The Rider-Waite Revolution (1909)
The deck that most people recognize today — the Rider-Waite-Smith deck — was published in 1909 by A.E. Waite and illustrated by Pamela Colman Smith. This deck made two significant innovations:
1. Illustrated pip cards — Unlike earlier decks where number cards showed only symbols (five cups, seven wands), every Rider-Waite card carried a meaningful scene. This made intuitive reading accessible to anyone. 2. Systematic esoteric correspondences — The deck encoded Kabbalistic, astrological, and numerological symbolism into a coherent system.
Tarot in the 20th Century
Post-World War II, tarot experienced a cultural renaissance. The 1960s and 70s saw an explosion of new decks — Thoth, Marseille, Morgan-Greer — and the growing practice of tarot as a self-help and psychological tool, influenced by Carl Jung's concept of archetypes.

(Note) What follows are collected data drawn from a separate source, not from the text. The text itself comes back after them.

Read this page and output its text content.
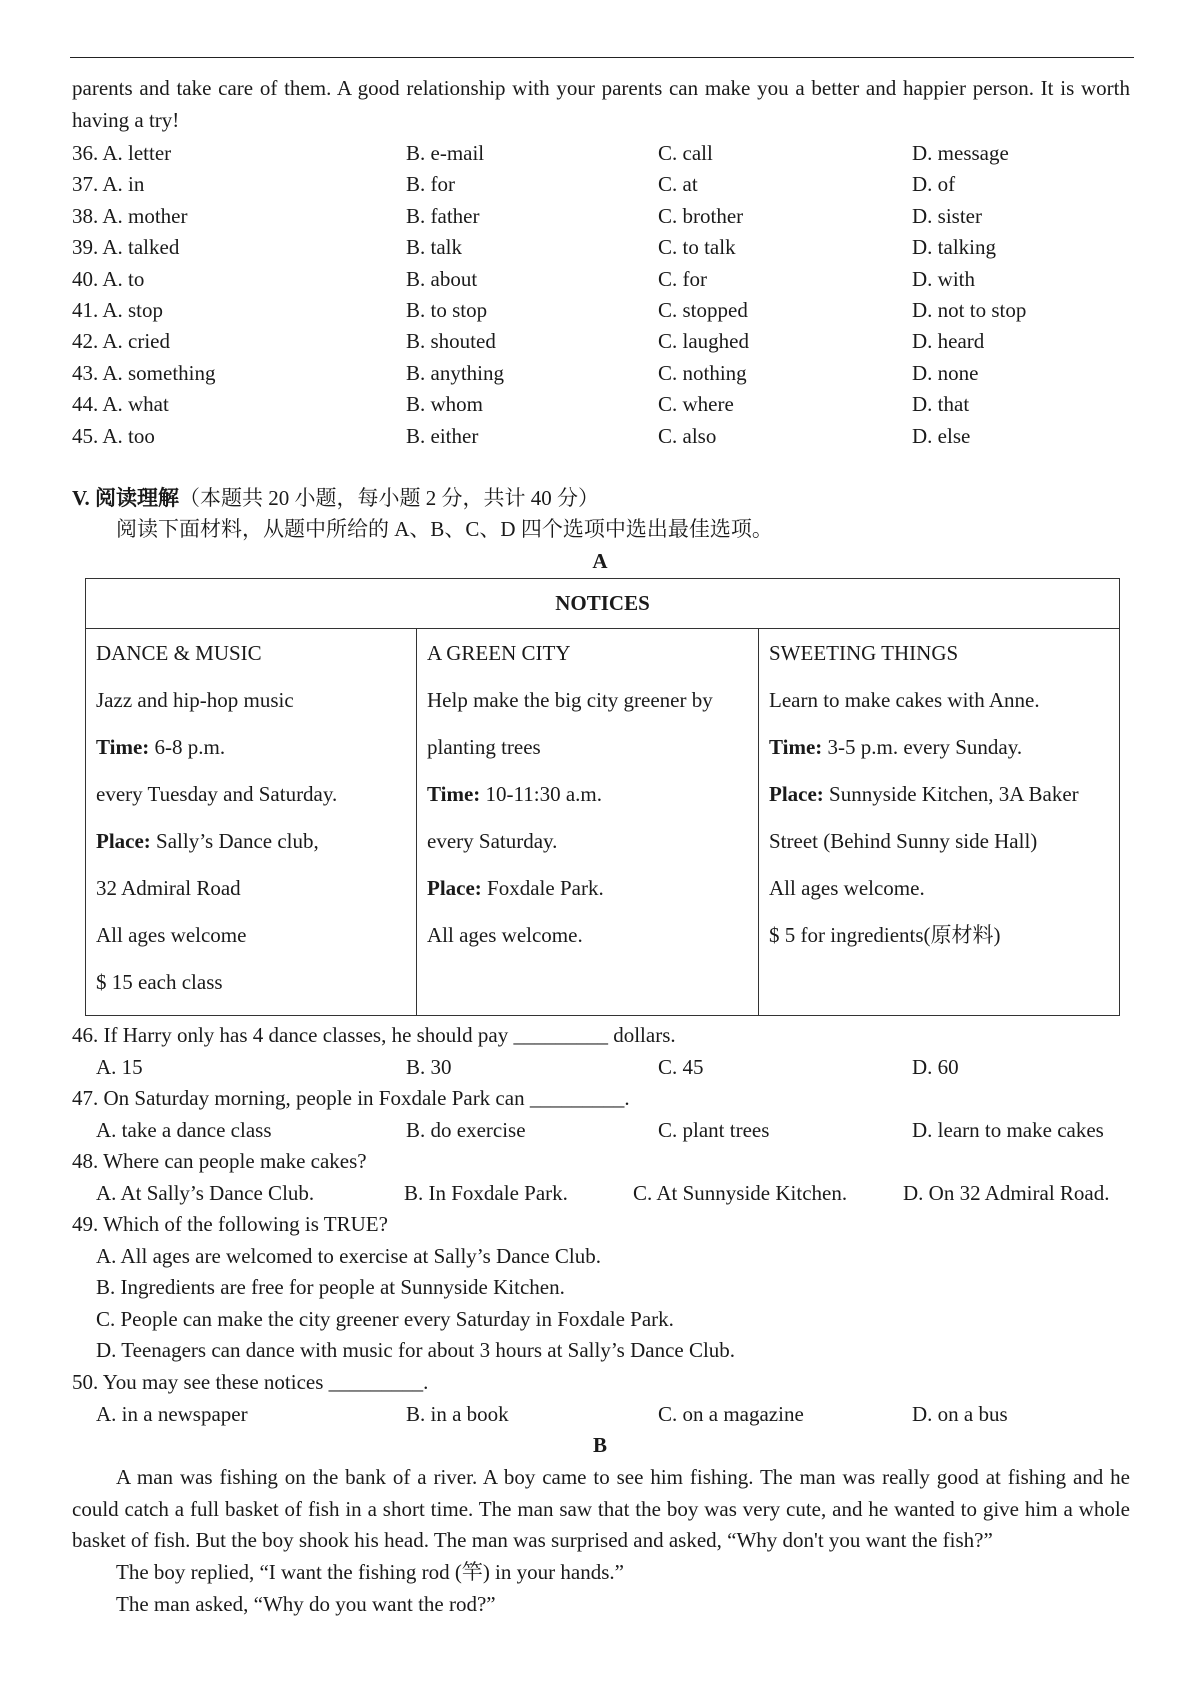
parents and take care of them. A good relationship with your parents can make you a better and happier person. It is worth having a try!
36. A. letter	B. e-mail	C. call	D. message
37. A. in	B. for	C. at	D. of
38. A. mother	B. father	C. brother	D. sister
39. A. talked	B. talk	C. to talk	D. talking
40. A. to	B. about	C. for	D. with
41. A. stop	B. to stop	C. stopped	D. not to stop
42. A. cried	B. shouted	C. laughed	D. heard
43. A. something	B. anything	C. nothing	D. none
44. A. what	B. whom	C. where	D. that
45. A. too	B. either	C. also	D. else
V. 阅读理解（本题共 20 小题，每小题 2 分，共计 40 分）
阅读下面材料，从题中所给的 A、B、C、D 四个选项中选出最佳选项。
A
NOTICES
DANCE & MUSIC
Jazz and hip-hop music
Time: 6-8 p.m.
every Tuesday and Saturday.
Place: Sally’s Dance club,
32 Admiral Road
All ages welcome
$ 15 each class
A GREEN CITY
Help make the big city greener by
planting trees
Time: 10-11:30 a.m.
every Saturday.
Place: Foxdale Park.
All ages welcome.
SWEETING THINGS
Learn to make cakes with Anne.
Time: 3-5 p.m. every Sunday.
Place: Sunnyside Kitchen, 3A Baker
Street (Behind Sunny side Hall)
All ages welcome.
$ 5 for ingredients(原材料)
46. If Harry only has 4 dance classes, he should pay _________ dollars.
A. 15	B. 30	C. 45	D. 60
47. On Saturday morning, people in Foxdale Park can _________.
A. take a dance class	B. do exercise	C. plant trees	D. learn to make cakes
48. Where can people make cakes?
A. At Sally’s Dance Club.	B. In Foxdale Park.	C. At Sunnyside Kitchen.	D. On 32 Admiral Road.
49. Which of the following is TRUE?
A. All ages are welcomed to exercise at Sally’s Dance Club.
B. Ingredients are free for people at Sunnyside Kitchen.
C. People can make the city greener every Saturday in Foxdale Park.
D. Teenagers can dance with music for about 3 hours at Sally’s Dance Club.
50. You may see these notices _________.
A. in a newspaper	B. in a book	C. on a magazine	D. on a bus
B
A man was fishing on the bank of a river. A boy came to see him fishing. The man was really good at fishing and he could catch a full basket of fish in a short time. The man saw that the boy was very cute, and he wanted to give him a whole basket of fish. But the boy shook his head. The man was surprised and asked, “Why don't you want the fish?”
The boy replied, “I want the fishing rod (竿) in your hands.”
The man asked, “Why do you want the rod?”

AI Tarot in the 21st Century
Today, AI has opened a new chapter. Rather than replacing human intuition, AI systems like those powering Tarovent can process the symbolic complexity of a spread — integrating card meanings, positional context, and the specific nuances of your question — to generate layered, personalized interpretations in seconds.
The cards remain the same. The conversation around them has never been richer.